As happens frequently in these situations, when an elected body can’t reach consensus on a divisive item, they hold off on a decision and let somebody else handle it.
The Dallas City Council reached that conclusion on Wednesday with regard to the contentious proposal by Crow Holdings to construct a pedestrian skybridge linking the second floor of the Preston Center parking garage to a retail space on the west side.
In fact, the council considered two different ideas for tabling the issue — District 13 councilwoman Jennifer Gates suggested holding off until Nov. 10 to allow the Preston Road and Northwest Highway Area Plan Task Force to negotiate the issue in the interim and report back to the council with a proposal before then.
Her motion passed rather than that of Gates’ colleague, Philip Kingston, who said the task force should be allowed to complete its work in full — which likely will take at least another year — before the skybridge is brought for a vote.
The issue seems to have everyone divided up until this point, including task force members, property owners surrounding the garage, and the Dallas Plan Commission, who approved the proposal by a narrow 7-6 vote in March.
Gates oversees the task force, and said her group of residents and business owners will make the parking garage a priority in the coming months as a result of Wednesday’s vote.
“It’s not giving them support.
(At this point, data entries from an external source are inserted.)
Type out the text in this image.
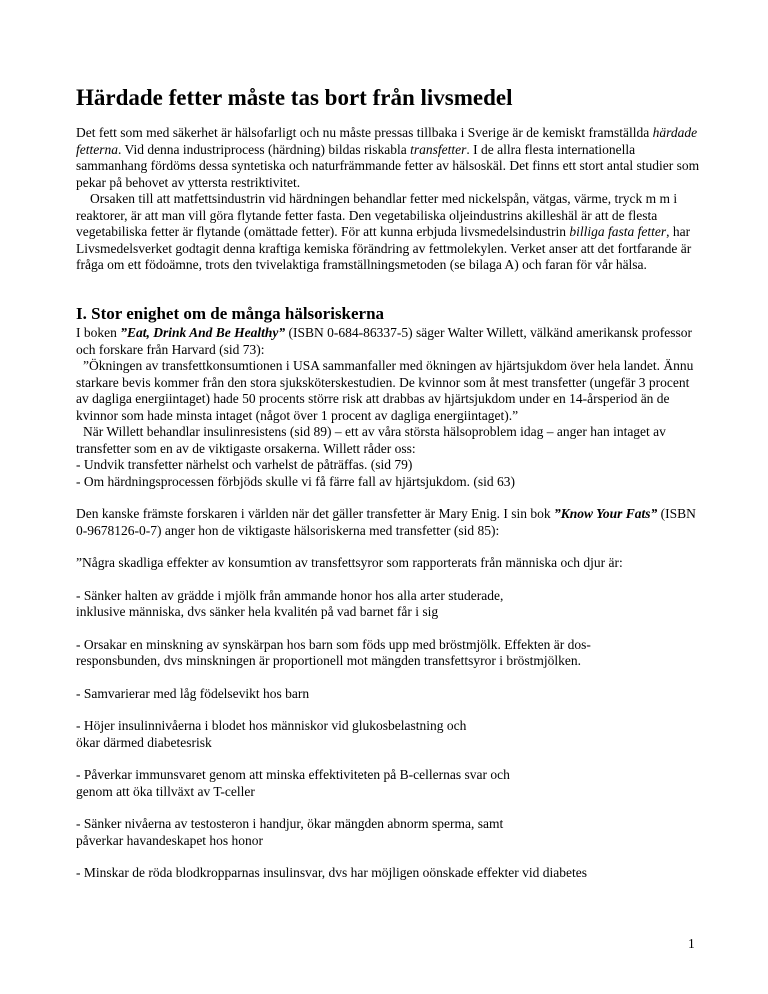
Härdade fetter måste tas bort från livsmedel

Det fett som med säkerhet är hälsofarligt och nu måste pressas tillbaka i Sverige är de kemiskt framställda härdade fetterna. Vid denna industriprocess (härdning) bildas riskabla transfetter. I de allra flesta internationella sammanhang fördöms dessa syntetiska och naturfrämmande fetter av hälsoskäl. Det finns ett stort antal studier som pekar på behovet av yttersta restriktivitet.

Orsaken till att matfettsindustrin vid härdningen behandlar fetter med nickelspån, vätgas, värme, tryck m m i reaktorer, är att man vill göra flytande fetter fasta. Den vegetabiliska oljeindustrins akilleshäl är att de flesta vegetabiliska fetter är flytande (omättade fetter). För att kunna erbjuda livsmedelsindustrin billiga fasta fetter, har Livsmedelsverket godtagit denna kraftiga kemiska förändring av fettmolekylen. Verket anser att det fortfarande är fråga om ett födoämne, trots den tvivelaktiga framställningsmetoden (se bilaga A) och faran för vår hälsa.

I. Stor enighet om de många hälsoriskerna

I boken ”Eat, Drink And Be Healthy” (ISBN 0-684-86337-5) säger Walter Willett, välkänd amerikansk professor och forskare från Harvard (sid 73):

”Ökningen av transfettkonsumtionen i USA sammanfaller med ökningen av hjärtsjukdom över hela landet. Ännu starkare bevis kommer från den stora sjuksköterskestudien. De kvinnor som åt mest transfetter (ungefär 3 procent av dagliga energiintaget) hade 50 procents större risk att drabbas av hjärtsjukdom under en 14-årsperiod än de kvinnor som hade minsta intaget (något över 1 procent av dagliga energiintaget).”

När Willett behandlar insulinresistens (sid 89) – ett av våra största hälsoproblem idag – anger han intaget av transfetter som en av de viktigaste orsakerna. Willett råder oss:

- Undvik transfetter närhelst och varhelst de påträffas. (sid 79)

- Om härdningsprocessen förbjöds skulle vi få färre fall av hjärtsjukdom. (sid 63)

Den kanske främste forskaren i världen när det gäller transfetter är Mary Enig. I sin bok ”Know Your Fats” (ISBN 0-9678126-0-7) anger hon de viktigaste hälsoriskerna med transfetter (sid 85):

”Några skadliga effekter av konsumtion av transfettsyror som rapporterats från människa och djur är:

- Sänker halten av grädde i mjölk från ammande honor hos alla arter studerade,

inklusive människa, dvs sänker hela kvalitén på vad barnet får i sig

- Orsakar en minskning av synskärpan hos barn som föds upp med bröstmjölk. Effekten är dos-

responsbunden, dvs minskningen är proportionell mot mängden transfettsyror i bröstmjölken.

- Samvarierar med låg födelsevikt hos barn

- Höjer insulinnivåerna i blodet hos människor vid glukosbelastning och

ökar därmed diabetesrisk

- Påverkar immunsvaret genom att minska effektiviteten på B-cellernas svar och

genom att öka tillväxt av T-celler

- Sänker nivåerna av testosteron i handjur, ökar mängden abnorm sperma, samt

påverkar havandeskapet hos honor

- Minskar de röda blodkropparnas insulinsvar, dvs har möjligen oönskade effekter vid diabetes

1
It’s giving them an opportunity,” Gates said. “It would be the best of both worlds if we waited until the end of the task force. The applicant is not willing to wait that long. If there’s any possibility of this, they don’t want to wait another 12 to 18 months.”
Crow Holdings officials said they support the five-month delay, but any further postponement likely will cause them to withdraw the proposal, and the $1.4 million in cosmetic improvements to the city-owned garage that the developer has promised with it.
The company is seeking a special-use permit for the skybridge to link the garage with 55,000 square feet of upper-level retail space that most recently housed a Ross store. The goal is to lure a grocer to the site, which likely would be Tom Thumb. However, a lease agreement with Tom Thumb (that was tied to passage of the skybridge) has since expired, and “several other” grocery stores have also expressed interest, according to Robert Dozier, an executive vice president with Lincoln Property Company.
“If we don’t put in the skybridge, there will be no grocery store. We can’t wait two years to lease our 55,000 square feet,” said Dan Feeney of Crow Holdings. “It’s a significant investment we’re going to make on behalf of the city.”
Proponents say the skybridge will improve safety in a busy pedestrian area and will incentivize drivers to park on the top deck of the garage. Detractors argue that the bridge would only escalate parking concerns.
Kingston’s motion clearly appeased the latter group. He said a decision now would undermine the efforts of the task force to generate long-term solutions.
“I worry about the message we’re sending to the volunteers we’ve asked to serve on this task force,” Kingston said. “If the task force is going to have any meaning, then it needs to be respected.”
The task force — which is considering a wide range of traffic, parking, and zoning issues throughout an area of more than 1,000 acres — hasn’t met since late April, and there aren’t any future meetings scheduled yet.
But part of the issue has been money, and earlier Wednesday the council approved an extra round of funding from the North Central Texas Council of Governments that would allow the group to hire a consultant and continue its work, Gates said.
“I believe we need a clean slate for Preston Center and the surrounding neighborhoods,” said Leland Burk, a property owner in the mixed-use development who also serves on the task force. “The skybridge will effectively halt the redevelopment of the parking deck.”